A survey of building activity in Canterbury showed a 34 per cent increase in the third quarter compared with the second in the ASB Cantometer index.

The Cantometer is a reference tool to get a taste of activity and the rebuild in Canterbury, rather than a reflection of economic growth.

"The quarterly building work put in place in Q3 was up very, very sharply over the quarter . . . it's a really strong sign that the rebuild is firmly under way," ASB chief economist Nick Tuffley said.

But other parts of the ASB Cantometer remain in negative territory, with retail and employment indicators still to pick up.

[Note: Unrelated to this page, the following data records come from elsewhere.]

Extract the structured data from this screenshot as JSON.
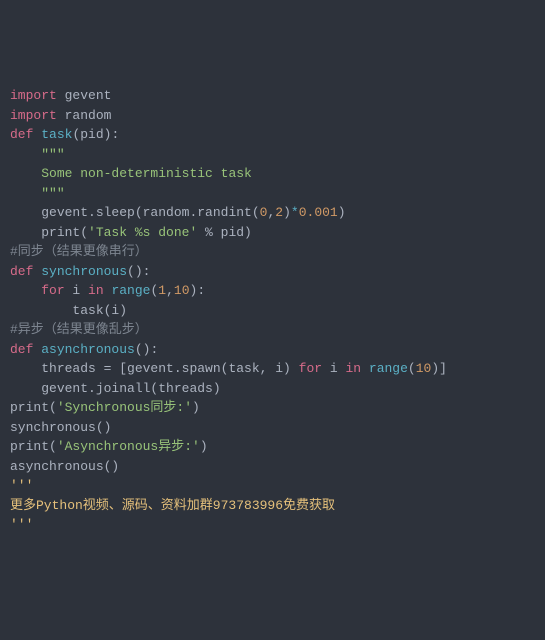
{
  "code": {
    "l1": {
      "k1": "import",
      "m1": " gevent"
    },
    "l2": {
      "k1": "import",
      "m1": " random"
    },
    "l3": "",
    "l4": {
      "k1": "def ",
      "f": "task",
      "p": "(pid):"
    },
    "l5": {
      "pad": "    ",
      "s": "\"\"\""
    },
    "l6": {
      "pad": "    ",
      "s": "Some non-deterministic task"
    },
    "l7": {
      "pad": "    ",
      "s": "\"\"\""
    },
    "l8": {
      "pad": "    ",
      "a": "gevent.sleep(random.randint(",
      "n1": "0",
      "c1": ",",
      "n2": "2",
      "c2": ")",
      "op": "*",
      "n3": "0.001",
      "e": ")"
    },
    "l9": {
      "pad": "    ",
      "a": "print(",
      "s": "'Task %s done'",
      "b": " % pid)"
    },
    "l10": "",
    "l11": {
      "c": "#同步（结果更像串行）"
    },
    "l12": {
      "k1": "def ",
      "f": "synchronous",
      "p": "():"
    },
    "l13": {
      "pad": "    ",
      "k1": "for",
      "a": " i ",
      "k2": "in",
      "b": " ",
      "fn": "range",
      "c": "(",
      "n1": "1",
      "d": ",",
      "n2": "10",
      "e": "):"
    },
    "l14": {
      "pad": "        ",
      "a": "task(i)"
    },
    "l15": "",
    "l16": {
      "c": "#异步（结果更像乱步）"
    },
    "l17": {
      "k1": "def ",
      "f": "asynchronous",
      "p": "():"
    },
    "l18": {
      "pad": "    ",
      "a": "threads = [gevent.spawn(task, i) ",
      "k1": "for",
      "b": " i ",
      "k2": "in",
      "c": " ",
      "fn": "range",
      "d": "(",
      "n1": "10",
      "e": ")]"
    },
    "l19": {
      "pad": "    ",
      "a": "gevent.joinall(threads)"
    },
    "l20": "",
    "l21": {
      "a": "print(",
      "s": "'Synchronous同步:'",
      "b": ")"
    },
    "l22": {
      "a": "synchronous()"
    },
    "l23": "",
    "l24": {
      "a": "print(",
      "s": "'Asynchronous异步:'",
      "b": ")"
    },
    "l25": {
      "a": "asynchronous()"
    },
    "l26": {
      "s": "'''"
    },
    "l27": {
      "s": "更多Python视频、源码、资料加群973783996免费获取"
    },
    "l28": {
      "s": "'''"
    }
  }
}
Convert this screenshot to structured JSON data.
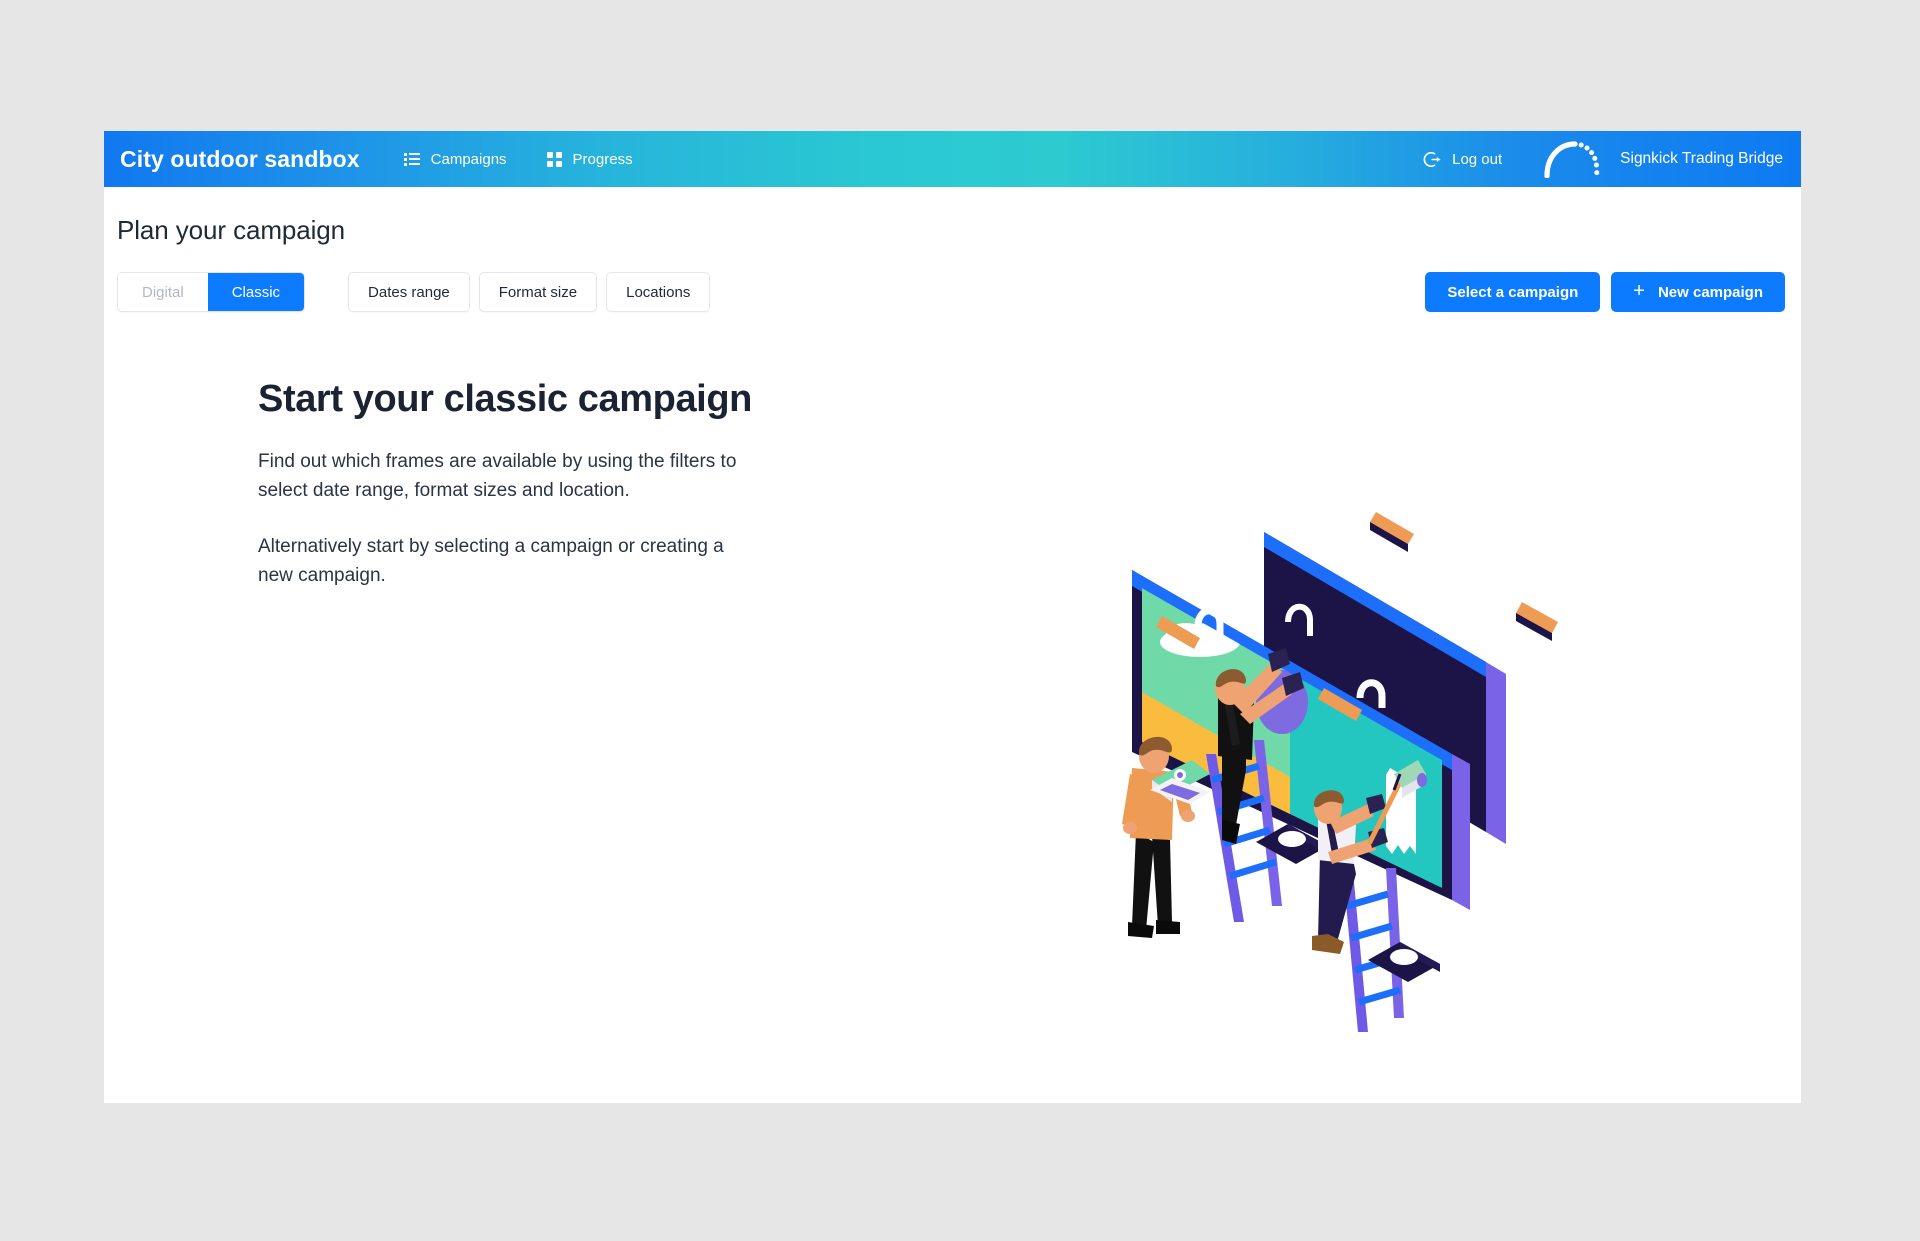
{
  "topbar": {
    "brand": "City outdoor sandbox",
    "nav": [
      {
        "label": "Campaigns",
        "icon": "list-icon"
      },
      {
        "label": "Progress",
        "icon": "grid-icon"
      }
    ],
    "logout_label": "Log out",
    "logout_icon": "logout-icon",
    "product_name": "Signkick Trading Bridge",
    "product_logo_icon": "signkick-arc-logo-icon",
    "gradient_start": "#1178f0",
    "gradient_middle": "#2dcbd0",
    "gradient_end": "#0e7af2"
  },
  "header": {
    "page_title": "Plan your campaign"
  },
  "controls": {
    "mode_toggle": {
      "options": [
        "Digital",
        "Classic"
      ],
      "selected": "Classic",
      "inactive_color": "#b3b8c0",
      "active_color": "#0d7bff"
    },
    "filters": [
      {
        "label": "Dates range"
      },
      {
        "label": "Format size"
      },
      {
        "label": "Locations"
      }
    ],
    "actions": [
      {
        "label": "Select a campaign",
        "icon": null
      },
      {
        "label": "New campaign",
        "icon": "plus-icon",
        "icon_glyph": "+"
      }
    ]
  },
  "hero": {
    "title": "Start your classic campaign",
    "paragraph_1": "Find out which frames are available by using the filters to select date range, format sizes and location.",
    "paragraph_2": "Alternatively start by selecting a campaign or creating a new campaign.",
    "illustration": {
      "name": "billboard-painters-illustration",
      "description": "Isometric billboard being painted by two workers on ladders while a third person holds a laptop",
      "colors": {
        "board_dark": "#1c1347",
        "board_blue": "#1d6efa",
        "board_purple": "#7b63e8",
        "poster_mint": "#6fd9a8",
        "poster_teal": "#24c7bf",
        "poster_yellow": "#f9bc3f",
        "poster_violet": "#7d6bdf",
        "roller_orange": "#ee9b54",
        "skin": "#f0a372",
        "hair": "#8c5b30"
      }
    }
  },
  "canvas": {
    "background": "#e6e6e6",
    "card_background": "#ffffff"
  }
}
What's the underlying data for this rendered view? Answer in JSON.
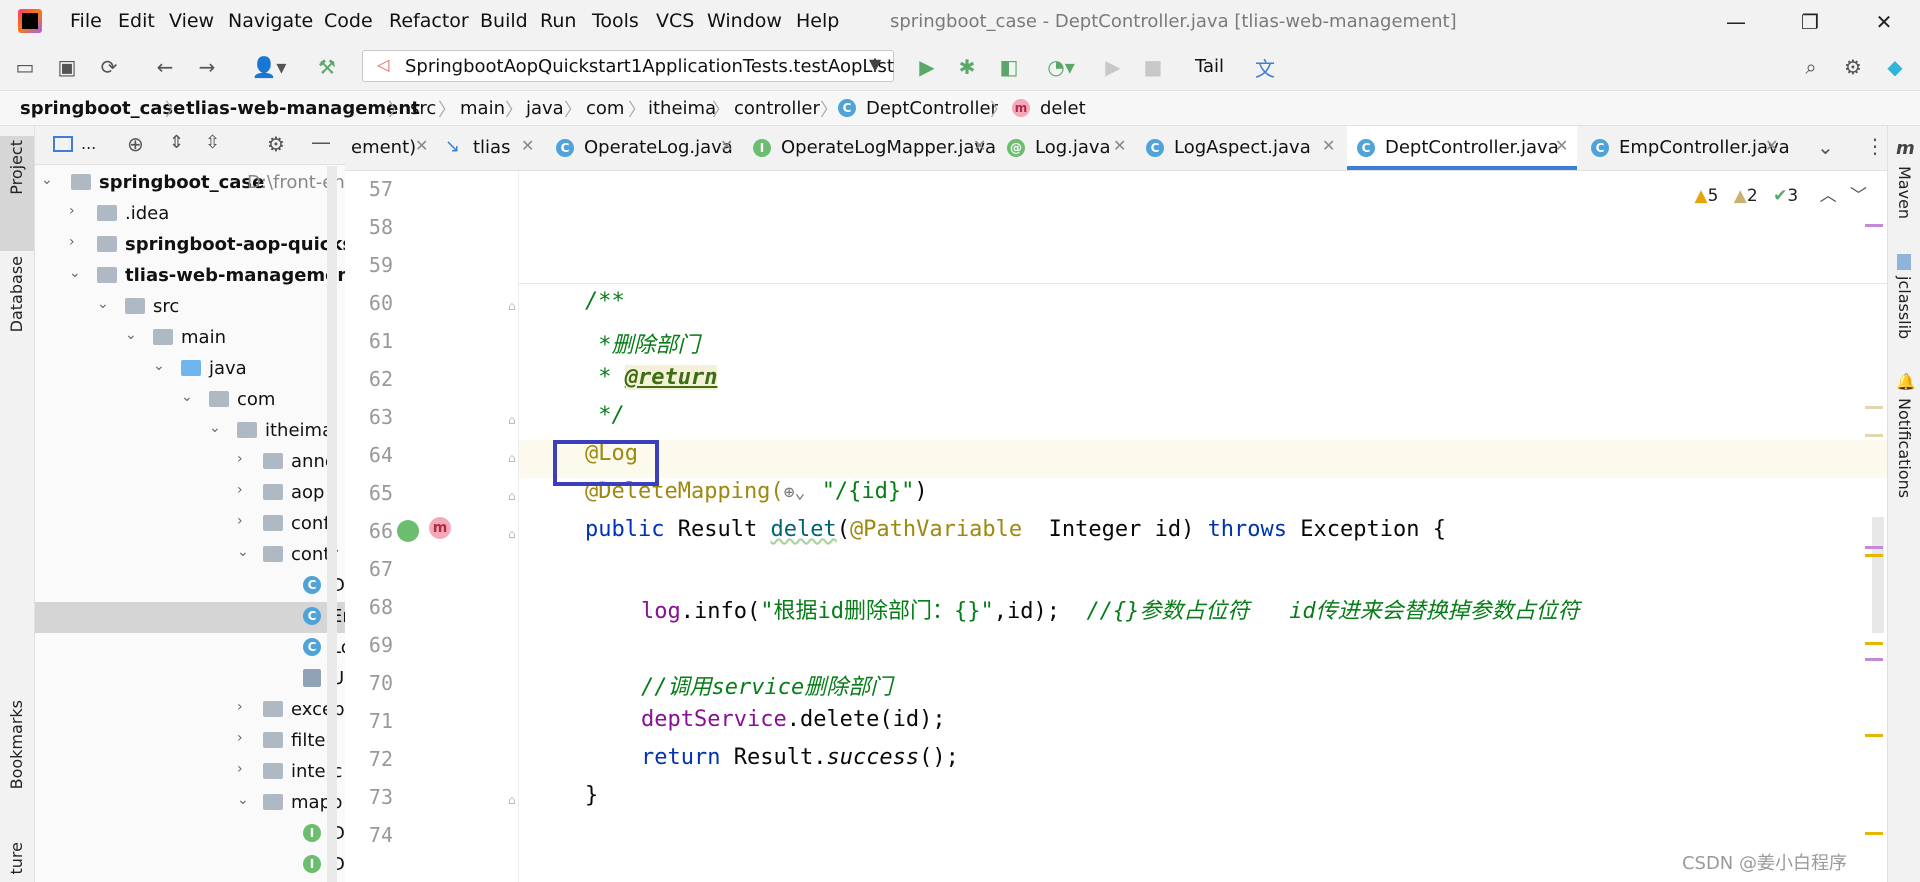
{
  "app": {
    "window_title": "springboot_case - DeptController.java [tlias-web-management]",
    "menu": [
      "File",
      "Edit",
      "View",
      "Navigate",
      "Code",
      "Refactor",
      "Build",
      "Run",
      "Tools",
      "VCS",
      "Window",
      "Help"
    ]
  },
  "toolbar": {
    "run_config": "SpringbootAopQuickstart1ApplicationTests.testAopList",
    "tail_label": "Tail"
  },
  "breadcrumb": [
    "springboot_case",
    "tlias-web-management",
    "src",
    "main",
    "java",
    "com",
    "itheima",
    "controller",
    "DeptController",
    "delet"
  ],
  "left_stripe": {
    "project": "Project",
    "database": "Database",
    "bookmarks": "Bookmarks",
    "structure": "ture"
  },
  "right_stripe": {
    "maven": "Maven",
    "jclasslib": "jclasslib",
    "notifications": "Notifications"
  },
  "project_panel": {
    "header_label": "...",
    "tree": [
      {
        "label": "springboot_case",
        "suffix": "D:\\front-end"
      },
      {
        "label": ".idea"
      },
      {
        "label": "springboot-aop-quickstar"
      },
      {
        "label": "tlias-web-management"
      },
      {
        "label": "src"
      },
      {
        "label": "main"
      },
      {
        "label": "java"
      },
      {
        "label": "com"
      },
      {
        "label": "itheima"
      },
      {
        "label": "anno"
      },
      {
        "label": "aop"
      },
      {
        "label": "confi"
      },
      {
        "label": "contr"
      },
      {
        "label": "D"
      },
      {
        "label": "Er"
      },
      {
        "label": "Lo"
      },
      {
        "label": "U"
      },
      {
        "label": "excep"
      },
      {
        "label": "filter"
      },
      {
        "label": "interc"
      },
      {
        "label": "mapp"
      },
      {
        "label": "D"
      },
      {
        "label": "D"
      }
    ]
  },
  "editor_tabs": [
    {
      "label": "ement)"
    },
    {
      "label": "tlias"
    },
    {
      "label": "OperateLog.java",
      "icon": "C"
    },
    {
      "label": "OperateLogMapper.java",
      "icon": "I"
    },
    {
      "label": "Log.java",
      "icon": "@"
    },
    {
      "label": "LogAspect.java",
      "icon": "C"
    },
    {
      "label": "DeptController.java",
      "icon": "C"
    },
    {
      "label": "EmpController.java",
      "icon": "C"
    }
  ],
  "inspections": {
    "warnings": "5",
    "weak_warnings": "2",
    "ok": "3"
  },
  "editor": {
    "line_numbers": [
      "57",
      "58",
      "59",
      "60",
      "61",
      "62",
      "63",
      "64",
      "65",
      "66",
      "67",
      "68",
      "69",
      "70",
      "71",
      "72",
      "73",
      "74"
    ],
    "code": {
      "l60": "/**",
      "l61": " *删除部门",
      "l62_star": " * ",
      "l62_tag": "@return",
      "l63": " */",
      "l64": "@Log",
      "l65_ann": "@DeleteMapping(",
      "l65_str": "\"/{id}\"",
      "l65_end": ")",
      "l66_kw": "public",
      "l66_a": " Result ",
      "l66_m": "delet",
      "l66_b": "(",
      "l66_ann": "@PathVariable",
      "l66_c": "  Integer id) ",
      "l66_kw2": "throws",
      "l66_d": " Exception {",
      "l68_fld": "log",
      "l68_a": ".info(",
      "l68_str": "\"根据id删除部门：{}\"",
      "l68_b": ",id);  ",
      "l68_cm": "//{}参数占位符   id传进来会替换掉参数占位符",
      "l70_cm": "//调用service删除部门",
      "l71_fld": "deptService",
      "l71_a": ".delete(id);",
      "l72_kw": "return",
      "l72_a": " Result.",
      "l72_m": "success",
      "l72_b": "();",
      "l73": "}"
    }
  },
  "watermark": "CSDN @姜小白程序"
}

The Cantometer, developed by the bank, shows the region's aggregate activity levels have now lifted above pre-earthquake levels during the last two survey periods with the construction sector dragging up the total index.

Some of the parts of the index - construction, housing, employment, retail spending, and a population-based "miscellaneous" sub-category - are compiled monthly and others such as building activity, quarterly.

After the 2010 and 2011 earthquakes, activity in Canterbury fell sharply. The pickup off the bottom was also sharp, ASB's analysis shows.

Tuffley said the Cantometer showed a December snapshot jumping to 0.2, better than the November snapshot reading of 0.1.

While construction was the runaway leader there were other positive patches in the snapshot. In the housing sub-category real estate agents were reporting the residential home market had become "more dynamic" with renewed interest in quake- damaged areas as demand continued to outstrip supply.

"As the earthquakes have dissipated a bit more some of those areas that have been a bit more questionable are now getting more focus than they were before," Tuffley said.

Guest nights, car registrations and long-term migration have remained fairly steady over recent months, Tuffley said.

"We are looking for lifts in these indicators as a sign of increased employment in the region as the rebuild commences."

On migration, the province was making ground again.

"The net external outflow between Canterbury and the rest of the world turned positive a number of months back and has been generally looking a bit healthier than the nationwide picture," he said.